BHP Billiton Ltd.'s $38.6-billion (U.S.) bid for Potash Corp. was too rich for Rio to take on, Mr. Albanese said. "We've said all through the course of 2010 we are focusing on small- to medium-sized transactions and PCS wouldn't have been in that category."
Still, sources said during last year's takeover battle that Rio considered joining a rival bid consortium, which would have significantly reduced its investment in the potash business. In the end, BHP's bid was blocked by the federal government and takeover talk for Potash Corp. stopped.
Today, Rio maintains it is targeting acquisitions more around the size of its current $3.9-billion bid for coal miner Riversdale Mining.

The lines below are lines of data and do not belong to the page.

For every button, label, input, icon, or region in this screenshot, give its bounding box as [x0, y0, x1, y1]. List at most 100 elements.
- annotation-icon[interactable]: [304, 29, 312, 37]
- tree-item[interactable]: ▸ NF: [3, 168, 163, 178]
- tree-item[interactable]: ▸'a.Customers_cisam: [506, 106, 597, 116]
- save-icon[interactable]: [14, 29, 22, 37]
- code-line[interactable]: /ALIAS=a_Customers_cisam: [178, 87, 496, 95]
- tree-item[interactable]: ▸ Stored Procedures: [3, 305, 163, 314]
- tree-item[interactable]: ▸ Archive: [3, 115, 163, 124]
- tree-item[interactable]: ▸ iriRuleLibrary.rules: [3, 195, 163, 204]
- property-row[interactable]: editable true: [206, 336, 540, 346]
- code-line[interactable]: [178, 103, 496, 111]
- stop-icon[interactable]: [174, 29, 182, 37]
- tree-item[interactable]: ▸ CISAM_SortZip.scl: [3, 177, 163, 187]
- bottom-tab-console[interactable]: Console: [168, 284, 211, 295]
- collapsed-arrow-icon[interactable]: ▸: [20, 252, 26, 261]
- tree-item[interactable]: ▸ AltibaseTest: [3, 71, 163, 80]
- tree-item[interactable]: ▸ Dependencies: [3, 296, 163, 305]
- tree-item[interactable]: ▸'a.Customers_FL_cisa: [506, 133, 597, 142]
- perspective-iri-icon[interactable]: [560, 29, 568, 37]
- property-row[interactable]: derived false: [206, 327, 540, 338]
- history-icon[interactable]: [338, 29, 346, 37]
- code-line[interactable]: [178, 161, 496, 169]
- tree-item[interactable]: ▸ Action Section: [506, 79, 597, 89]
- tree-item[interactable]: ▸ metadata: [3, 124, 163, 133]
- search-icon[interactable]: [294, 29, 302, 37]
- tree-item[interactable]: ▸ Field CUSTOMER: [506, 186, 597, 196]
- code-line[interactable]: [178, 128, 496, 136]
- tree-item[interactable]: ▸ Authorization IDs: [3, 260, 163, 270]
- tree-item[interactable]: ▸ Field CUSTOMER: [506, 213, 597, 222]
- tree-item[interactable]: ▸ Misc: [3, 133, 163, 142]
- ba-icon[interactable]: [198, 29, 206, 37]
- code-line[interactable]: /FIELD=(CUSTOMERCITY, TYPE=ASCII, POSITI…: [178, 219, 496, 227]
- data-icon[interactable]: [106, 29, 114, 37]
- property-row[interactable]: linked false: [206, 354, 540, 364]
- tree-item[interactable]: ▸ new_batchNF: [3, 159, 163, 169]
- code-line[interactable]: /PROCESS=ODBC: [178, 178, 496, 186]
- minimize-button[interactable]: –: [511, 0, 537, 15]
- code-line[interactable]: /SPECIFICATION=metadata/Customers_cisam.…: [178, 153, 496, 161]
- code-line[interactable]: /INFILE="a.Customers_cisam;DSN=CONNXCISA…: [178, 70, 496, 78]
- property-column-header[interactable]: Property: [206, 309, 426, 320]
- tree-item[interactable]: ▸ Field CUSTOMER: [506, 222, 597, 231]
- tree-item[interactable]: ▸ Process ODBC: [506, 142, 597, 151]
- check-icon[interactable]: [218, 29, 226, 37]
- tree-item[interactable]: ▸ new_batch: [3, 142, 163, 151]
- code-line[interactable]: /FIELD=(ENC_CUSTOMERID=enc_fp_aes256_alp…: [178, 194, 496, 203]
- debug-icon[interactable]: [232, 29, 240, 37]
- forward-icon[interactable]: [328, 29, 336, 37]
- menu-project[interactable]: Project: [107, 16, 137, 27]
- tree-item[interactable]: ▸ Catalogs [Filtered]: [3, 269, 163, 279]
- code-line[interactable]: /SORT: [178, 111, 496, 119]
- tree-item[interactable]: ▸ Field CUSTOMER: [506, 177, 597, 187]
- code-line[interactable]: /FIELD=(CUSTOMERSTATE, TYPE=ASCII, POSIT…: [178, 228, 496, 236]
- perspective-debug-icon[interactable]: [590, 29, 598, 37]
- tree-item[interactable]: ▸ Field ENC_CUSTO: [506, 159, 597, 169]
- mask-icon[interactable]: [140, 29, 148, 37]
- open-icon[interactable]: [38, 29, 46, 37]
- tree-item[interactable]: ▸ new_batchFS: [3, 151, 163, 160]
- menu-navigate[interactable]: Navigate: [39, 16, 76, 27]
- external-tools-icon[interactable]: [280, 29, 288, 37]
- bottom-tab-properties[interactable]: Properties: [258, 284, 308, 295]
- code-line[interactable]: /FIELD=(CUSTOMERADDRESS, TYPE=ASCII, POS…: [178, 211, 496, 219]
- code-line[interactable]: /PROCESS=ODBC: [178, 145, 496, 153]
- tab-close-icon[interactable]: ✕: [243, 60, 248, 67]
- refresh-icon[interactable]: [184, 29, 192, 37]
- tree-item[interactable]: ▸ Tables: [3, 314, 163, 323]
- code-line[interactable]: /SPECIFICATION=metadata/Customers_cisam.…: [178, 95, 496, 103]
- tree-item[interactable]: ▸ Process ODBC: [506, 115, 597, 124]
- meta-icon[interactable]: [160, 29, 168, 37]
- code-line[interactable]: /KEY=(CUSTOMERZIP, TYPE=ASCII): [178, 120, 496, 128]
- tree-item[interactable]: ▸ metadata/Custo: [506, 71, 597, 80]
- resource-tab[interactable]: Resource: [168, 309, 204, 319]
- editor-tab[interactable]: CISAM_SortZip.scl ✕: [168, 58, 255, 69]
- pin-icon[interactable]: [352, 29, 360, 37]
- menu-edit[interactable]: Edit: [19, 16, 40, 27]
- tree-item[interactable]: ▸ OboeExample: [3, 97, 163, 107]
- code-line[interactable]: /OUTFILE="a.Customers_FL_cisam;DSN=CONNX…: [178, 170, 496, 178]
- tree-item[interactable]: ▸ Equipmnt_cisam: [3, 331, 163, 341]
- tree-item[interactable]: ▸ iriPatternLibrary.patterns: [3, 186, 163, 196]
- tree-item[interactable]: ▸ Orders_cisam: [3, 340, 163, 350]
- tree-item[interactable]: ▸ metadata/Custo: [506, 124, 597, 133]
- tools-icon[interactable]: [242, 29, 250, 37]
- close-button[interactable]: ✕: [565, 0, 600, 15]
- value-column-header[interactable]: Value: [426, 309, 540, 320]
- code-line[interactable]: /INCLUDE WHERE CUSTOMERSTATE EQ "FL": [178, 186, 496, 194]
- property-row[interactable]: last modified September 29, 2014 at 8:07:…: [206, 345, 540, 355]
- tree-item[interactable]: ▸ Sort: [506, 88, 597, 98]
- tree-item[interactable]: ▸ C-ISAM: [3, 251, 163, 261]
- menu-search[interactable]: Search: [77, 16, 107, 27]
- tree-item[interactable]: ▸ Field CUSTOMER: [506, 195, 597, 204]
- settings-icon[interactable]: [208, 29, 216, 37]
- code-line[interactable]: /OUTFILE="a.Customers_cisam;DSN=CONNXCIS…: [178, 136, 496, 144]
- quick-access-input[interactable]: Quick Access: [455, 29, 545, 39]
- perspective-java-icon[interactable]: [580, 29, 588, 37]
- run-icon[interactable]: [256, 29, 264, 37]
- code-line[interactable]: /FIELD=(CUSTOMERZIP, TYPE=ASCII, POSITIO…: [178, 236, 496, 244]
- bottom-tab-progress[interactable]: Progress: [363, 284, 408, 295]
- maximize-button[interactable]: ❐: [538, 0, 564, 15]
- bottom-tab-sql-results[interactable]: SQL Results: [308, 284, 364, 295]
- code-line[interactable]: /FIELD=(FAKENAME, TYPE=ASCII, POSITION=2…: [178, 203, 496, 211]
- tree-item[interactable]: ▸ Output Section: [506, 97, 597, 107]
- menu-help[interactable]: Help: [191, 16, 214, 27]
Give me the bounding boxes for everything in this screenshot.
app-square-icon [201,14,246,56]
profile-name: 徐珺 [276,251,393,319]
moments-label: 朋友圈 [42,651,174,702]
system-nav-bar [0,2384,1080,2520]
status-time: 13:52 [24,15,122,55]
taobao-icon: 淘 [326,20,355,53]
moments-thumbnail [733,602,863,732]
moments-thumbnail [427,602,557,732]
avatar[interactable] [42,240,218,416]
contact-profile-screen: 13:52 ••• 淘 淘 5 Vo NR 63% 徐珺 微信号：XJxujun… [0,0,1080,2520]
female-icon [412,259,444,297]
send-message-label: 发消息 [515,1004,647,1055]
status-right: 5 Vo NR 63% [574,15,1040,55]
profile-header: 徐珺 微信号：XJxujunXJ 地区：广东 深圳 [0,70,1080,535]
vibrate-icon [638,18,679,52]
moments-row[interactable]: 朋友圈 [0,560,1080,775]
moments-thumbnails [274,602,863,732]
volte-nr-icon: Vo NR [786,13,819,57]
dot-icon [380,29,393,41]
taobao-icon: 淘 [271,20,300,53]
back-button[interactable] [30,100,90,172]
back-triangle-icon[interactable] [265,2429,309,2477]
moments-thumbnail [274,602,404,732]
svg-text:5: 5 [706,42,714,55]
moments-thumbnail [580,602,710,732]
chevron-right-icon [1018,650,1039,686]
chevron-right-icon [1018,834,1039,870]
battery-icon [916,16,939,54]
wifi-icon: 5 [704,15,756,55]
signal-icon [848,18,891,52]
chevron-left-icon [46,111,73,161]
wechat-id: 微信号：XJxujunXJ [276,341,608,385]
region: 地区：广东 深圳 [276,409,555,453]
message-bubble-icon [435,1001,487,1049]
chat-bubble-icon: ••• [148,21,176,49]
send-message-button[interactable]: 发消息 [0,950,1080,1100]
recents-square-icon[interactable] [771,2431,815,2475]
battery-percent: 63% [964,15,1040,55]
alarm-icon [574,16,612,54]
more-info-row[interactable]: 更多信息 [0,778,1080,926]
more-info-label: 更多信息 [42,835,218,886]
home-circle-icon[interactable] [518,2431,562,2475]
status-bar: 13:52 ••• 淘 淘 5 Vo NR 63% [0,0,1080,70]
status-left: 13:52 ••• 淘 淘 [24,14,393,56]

Potash is one of a "handful" of new commodities Rio is looking into to help diversify its main asset base of iron ore, copper and aluminum.
"When we look at the possibility of getting into new commodities, we have to look at whether that commodity has a big enough market ... and whether it would actually make a difference to our overall business," said Mr. Albanese.
His interest in potash goes back more than a decade when, as head of the industrial minerals group, he led Rio's purchase of potash assets in Argentina. In early 2009, however, the company was forced to sell its potash assets in Argentina and Saskatchewan to help pay down a massive debt it was left with after the ill-timed $38-billion purchase of Montreal-based aluminum producer Alcan in 2007, just ahead of the global credit crisis. Rio also cut thousands of jobs and millions worth of investments.
Now that commodities have bounced back due to strong demand from China, Rio is starting to spend again. Earlier this week, the miner earmarked more than one billion dollars in investments at two of its existing iron ore operations in Australia and Canada, including $163-million to raise production capacity at the Iron Ore Company of Canada, of which it owns 58.7 per cent.
On Thursday, the Anglo-Australian miner said its debt had been reduced to $4.3-billion at the end of last year, compared with $18.9-billion at the end of 2009. It also reported record earnings of $14-billion, as well as a $5-billion share buyback and a more than doubling of its annual dividend.
Amid criticism the buyback was too stingy, Mr. Albanese responded saying the company needs a conservative balance sheet to protect against "elevated" risks of a commodities correction when stimulus spending dries up.
"What we don't want to do is leverage up the balance sheet to give cash back," he said. "We've just been through one global financial crisis. I don't want to be in the position of doing that again."